Today’s blog is dedicated to the leadership team at High Rise Fire and Security who embrace truth three every day.
ONE: You are responsible for the results of your life. It’s on you. You are but a choice away from changing everything. The life you live today is the sum total of the choices you’ve made up to today.
We’ve all seen rags to riches stories unfold around us and have been witness to, or read about, trust fund tragedies.
We are made or unmade by the choices we make, and the good news is that this rule continues daily. Tomorrow can be vastly different from today if you choose it to be.
TWO: Work wins. “Hard work beats talent when talent fails to work hard.” Malcolm Gladwell wrote that it takes 10,000 hours of practice to become an expert in any field.
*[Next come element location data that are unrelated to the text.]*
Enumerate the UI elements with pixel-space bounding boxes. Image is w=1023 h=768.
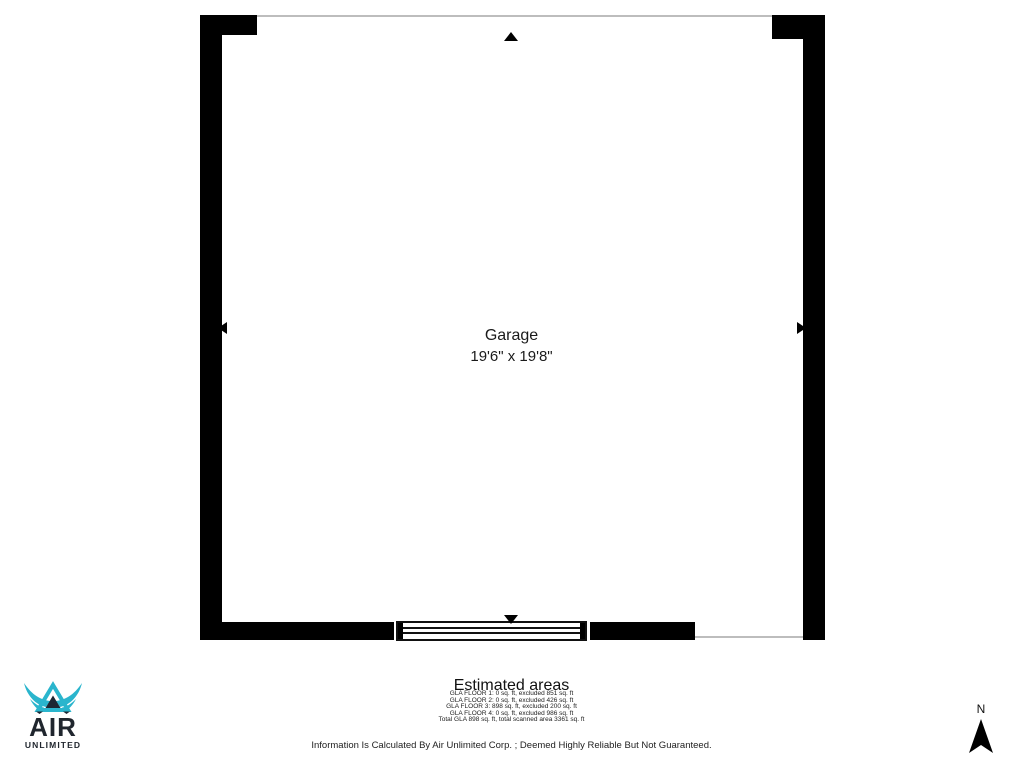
wall-stub-top-left <box>200 15 257 35</box>
north-arrow-icon <box>967 718 995 754</box>
wall-stub-top-right <box>772 15 825 39</box>
floorplan-page: Garage 19'6" x 19'8" Estimated areas GLA… <box>0 0 1023 768</box>
garage-door-panel-line <box>398 627 585 629</box>
gla-line: Total GLA 898 sq. ft, total scanned area… <box>0 717 1023 724</box>
compass-north-label: N <box>958 702 1004 716</box>
opening-line-top <box>257 15 772 17</box>
wall-bottom-mid-segment <box>590 622 695 640</box>
compass: N <box>958 702 1004 754</box>
wall-bottom-left-segment <box>200 622 394 640</box>
air-unlimited-logo-icon <box>23 680 83 714</box>
gla-summary: GLA FLOOR 1: 0 sq. ft, excluded 851 sq. … <box>0 691 1023 724</box>
disclaimer-text: Information Is Calculated By Air Unlimit… <box>0 740 1023 751</box>
garage-door-panel-line <box>398 632 585 634</box>
opening-line-bottom-right <box>695 636 803 638</box>
garage-door-jamb-right <box>580 623 585 639</box>
air-unlimited-logo: AIR UNLIMITED <box>22 680 84 750</box>
garage-door-jamb-left <box>398 623 403 639</box>
logo-text-air: AIR <box>22 714 84 740</box>
room-dimensions-label: 19'6" x 19'8" <box>0 348 1023 365</box>
north-wall-marker-icon <box>504 32 518 41</box>
room-name-label: Garage <box>0 327 1023 345</box>
logo-text-unlimited: UNLIMITED <box>22 740 84 750</box>
garage-door <box>396 621 587 641</box>
south-wall-marker-icon <box>504 615 518 624</box>
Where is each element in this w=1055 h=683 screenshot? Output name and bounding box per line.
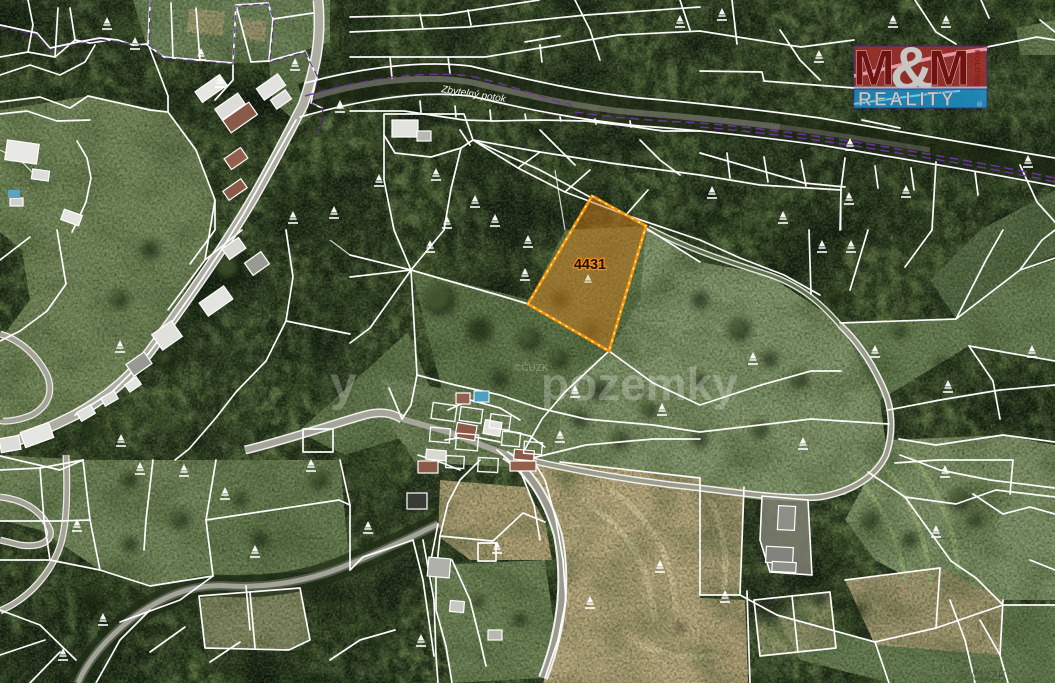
svg-text:© ČÚZK: © ČÚZK [958, 668, 1007, 683]
svg-text:4431: 4431 [574, 257, 606, 273]
svg-text:HOLDING: HOLDING [973, 50, 982, 88]
svg-text:pozemky: pozemky [541, 358, 738, 410]
svg-text:y: y [330, 358, 357, 411]
svg-text:©ČÚZK: ©ČÚZK [514, 361, 549, 374]
svg-text:®: ® [977, 101, 983, 109]
svg-text:REALITY: REALITY [858, 90, 956, 111]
Too often we see other folks succeeding and chalk it up to natural talent or luck. I assure you that, most of the time, luck is made, not granted. Work wins. Work means focus. Work means training, research, study, modeling, and an unwavering commitment.
Taking the lottery winners and lucky sperm* out of the equation, and you’ll find that most often, good fortune is the result of good work.
THREE: Kindness Prevails. My two least favorite expressions are “Nice guys finish last” and “No good deed goes unpunished.” Cynics would have you believe that the whip always prevails over the carrot and that people are always looking for ways to take advantage of you.
It’s a proven fact that workers led by kind and understanding bosses are more productive than those who are led by uncivil oafs.
Dr. Paul Zak’s is said to be the first to prove, scientifically, that the most productive workers are happy workers. In a recent study, Dr. Zaks showed that their happiness at work boiled down to one thing: oxytocin. Basically, Zak’s team was the first to discover that the brain chemical, oxytocin, facilitated trust, generosity, and connection to others and that leaders who lead with compassion, empathy and trust bring out more oxytocin. Conversely, leaders who are uncivil, rude, and unfriendly bring about stress and oppression which dry up oxytocin.
As a result, Zak says that “Employees in high-trust organizations are more productive, have more energy at work, collaborate better with their colleagues, and stay with their employers longer than people working at low-trust companies.”
One of my favorite quotes of all time comes from Emerson, who said, “You can never do a kindness too soon because you never know how soon it will be too late.”